For those of you who claim to be students of market history or are less than 43.5 years old, let me remind you of how housing stocks used to trade.
Way back when, before this new century, housing stocks seldom traded at more than six times earnings. It didn’t matter who they were or where they were located. The deep cyclically of a normal housing market kept the lid on the housing sector for decades.
But in the year 2000, interest rates were taken sharply lower. Then after 9/11 they were taken to 1% and mortgage securitization ramped up to an unheard of level. Housing became the investment of the century and housing stocks took off. They experienced a rare “multiple expansion”. Investors were willing to pay 20-30-40x earnings for housing stocks and the group took off. Just look at the long-term chart of Toll Brothers (TOL) to see what I’m talking about.

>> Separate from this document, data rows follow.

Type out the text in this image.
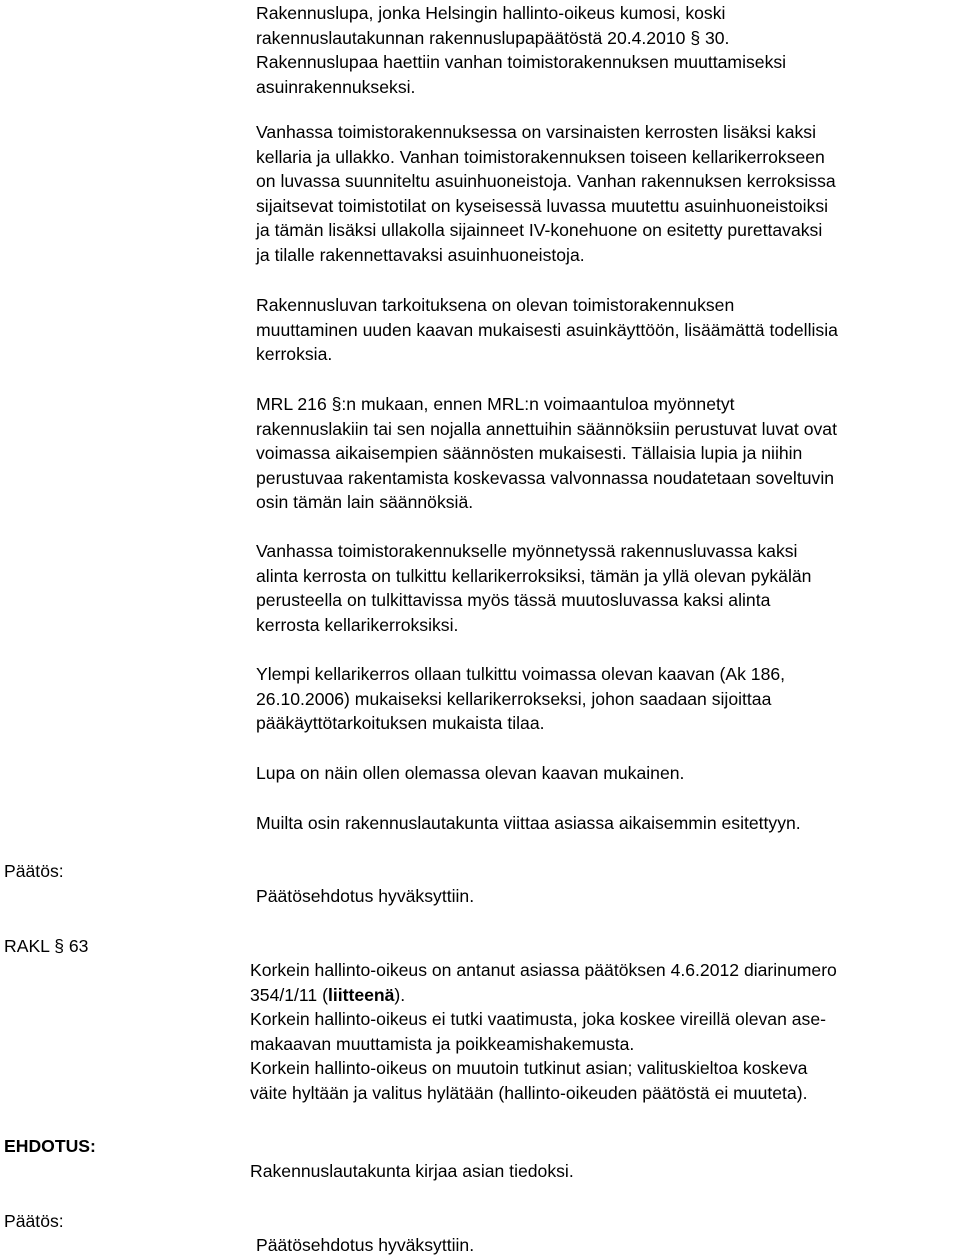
Rakennuslupa, jonka Helsingin hallinto-oikeus kumosi, koski
rakennuslautakunnan rakennuslupapäätöstä 20.4.2010 § 30.
Rakennuslupaa haettiin vanhan toimistorakennuksen muuttamiseksi
asuinrakennukseksi.
Vanhassa toimistorakennuksessa on varsinaisten kerrosten lisäksi kaksi
kellaria ja ullakko. Vanhan toimistorakennuksen toiseen kellarikerrokseen
on luvassa suunniteltu asuinhuoneistoja. Vanhan rakennuksen kerroksissa
sijaitsevat toimistotilat on kyseisessä luvassa muutettu asuinhuoneistoiksi
ja tämän lisäksi ullakolla sijainneet IV-konehuone on esitetty purettavaksi
ja tilalle rakennettavaksi asuinhuoneistoja.
Rakennusluvan tarkoituksena on olevan toimistorakennuksen
muuttaminen uuden kaavan mukaisesti asuinkäyttöön, lisäämättä todellisia
kerroksia.
MRL 216 §:n mukaan, ennen MRL:n voimaantuloa myönnetyt
rakennuslakiin tai sen nojalla annettuihin säännöksiin perustuvat luvat ovat
voimassa aikaisempien säännösten mukaisesti. Tällaisia lupia ja niihin
perustuvaa rakentamista koskevassa valvonnassa noudatetaan soveltuvin
osin tämän lain säännöksiä.
Vanhassa toimistorakennukselle myönnetyssä rakennusluvassa kaksi
alinta kerrosta on tulkittu kellarikerroksiksi, tämän ja yllä olevan pykälän
perusteella on tulkittavissa myös tässä muutosluvassa kaksi alinta
kerrosta kellarikerroksiksi.
Ylempi kellarikerros ollaan tulkittu voimassa olevan kaavan (Ak 186,
26.10.2006) mukaiseksi kellarikerrokseksi, johon saadaan sijoittaa
pääkäyttötarkoituksen mukaista tilaa.
Lupa on näin ollen olemassa olevan kaavan mukainen.
Muilta osin rakennuslautakunta viittaa asiassa aikaisemmin esitettyyn.
Päätös:
Päätösehdotus hyväksyttiin.
RAKL § 63
Korkein hallinto-oikeus on antanut asiassa päätöksen 4.6.2012 diarinumero
354/1/11 (liitteenä).
Korkein hallinto-oikeus ei tutki vaatimusta, joka koskee vireillä olevan ase-
makaavan muuttamista ja poikkeamishakemusta.
Korkein hallinto-oikeus on muutoin tutkinut asian; valituskieltoa koskeva
väite hyltään ja valitus hylätään (hallinto-oikeuden päätöstä ei muuteta).
EHDOTUS:
Rakennuslautakunta kirjaa asian tiedoksi.
Päätös:
Päätösehdotus hyväksyttiin.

When the housing market crashed, most of these stocks traded back to where they began. And now, with some sectors of the housing market coming out of life support, many of these stocks are market leaders, trading at 70x earning and more.

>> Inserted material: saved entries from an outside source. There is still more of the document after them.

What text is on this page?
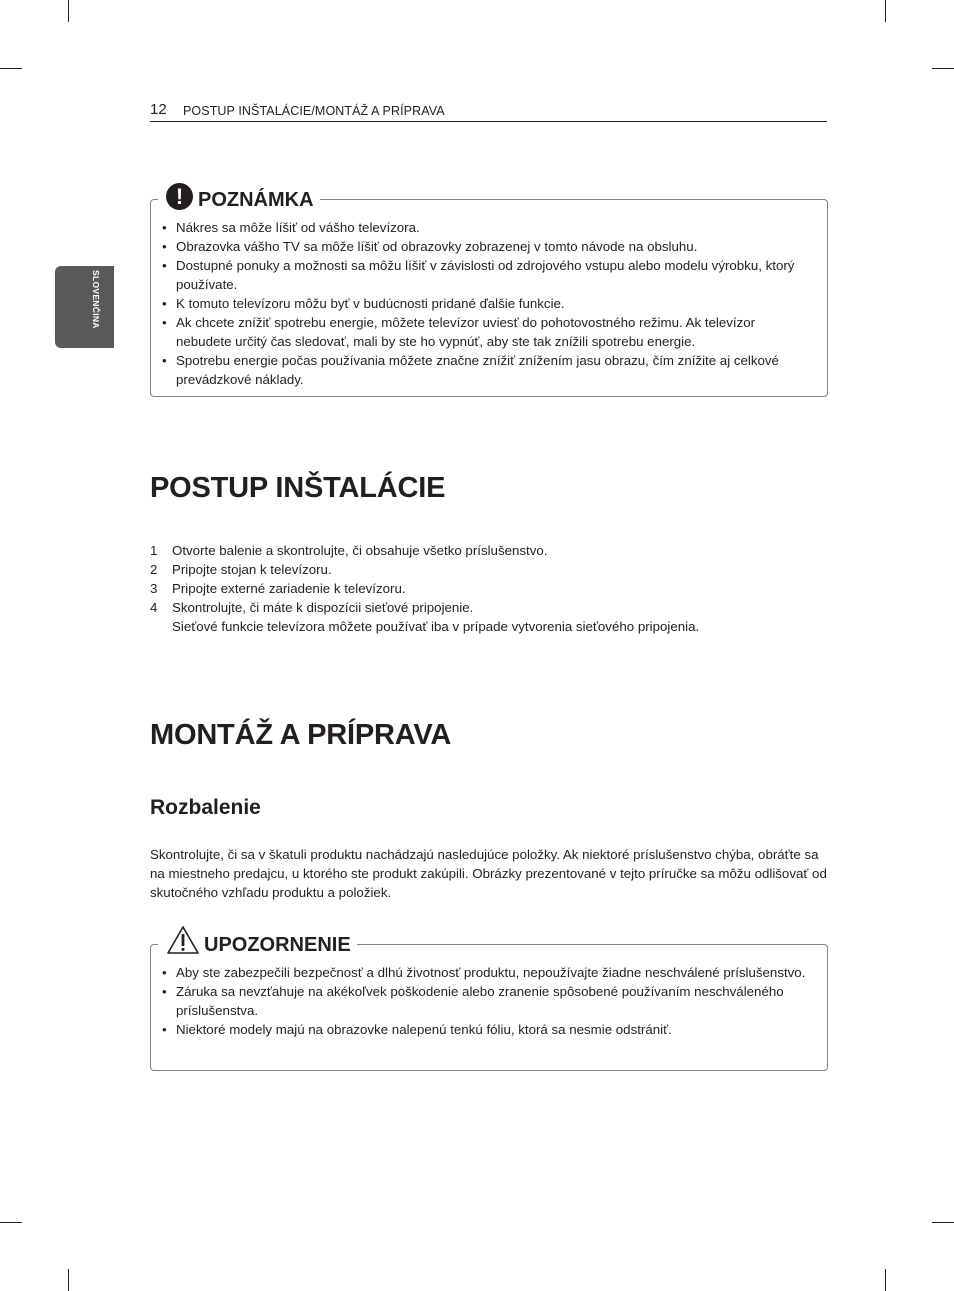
12 POSTUP INŠTALÁCIE/MONTÁŽ A PRÍPRAVA
SLOVENČINA
! POZNÁMKA
• Nákres sa môže líšiť od vášho televízora.
• Obrazovka vášho TV sa môže líšiť od obrazovky zobrazenej v tomto návode na obsluhu.
• Dostupné ponuky a možnosti sa môžu líšiť v závislosti od zdrojového vstupu alebo modelu výrobku, ktorý používate.
• K tomuto televízoru môžu byť v budúcnosti pridané ďalšie funkcie.
• Ak chcete znížiť spotrebu energie, môžete televízor uviesť do pohotovostného režimu. Ak televízor nebudete určitý čas sledovať, mali by ste ho vypnúť, aby ste tak znížili spotrebu energie.
• Spotrebu energie počas používania môžete značne znížiť znížením jasu obrazu, čím znížite aj celkové prevádzkové náklady.
POSTUP INŠTALÁCIE
1 Otvorte balenie a skontrolujte, či obsahuje všetko príslušenstvo.
2 Pripojte stojan k televízoru.
3 Pripojte externé zariadenie k televízoru.
4 Skontrolujte, či máte k dispozícii sieťové pripojenie.
Sieťové funkcie televízora môžete používať iba v prípade vytvorenia sieťového pripojenia.
MONTÁŽ A PRÍPRAVA
Rozbalenie

Skontrolujte, či sa v škatuli produktu nachádzajú nasledujúce položky. Ak niektoré príslušenstvo chýba, obráťte sa na miestneho predajcu, u ktorého ste produkt zakúpili. Obrázky prezentované v tejto príručke sa môžu odlišovať od skutočného vzhľadu produktu a položiek.

UPOZORNENIE
• Aby ste zabezpečili bezpečnosť a dlhú životnosť produktu, nepoužívajte žiadne neschválené príslušenstvo.
• Záruka sa nevzťahuje na akékoľvek poškodenie alebo zranenie spôsobené používaním neschváleného príslušenstva.
• Niektoré modely majú na obrazovke nalepenú tenkú fóliu, ktorá sa nesmie odstrániť.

I know you just want to ride a winner, but thinking past the degenerate gambler in you, should housing stocks be worthy of trading at a roughly equivalent valuation as the fastest growing sectors of technology or biotech? Should an industry that is on life support deserve to trade at double the P/E valuation of Lululemon?
TOL has been positive 10 months in a row and is up 130% in that time. Interest rates can still go lower but not much. Does this seem like a smart bet to you? Or is it a great short? Sounds like a great short to me.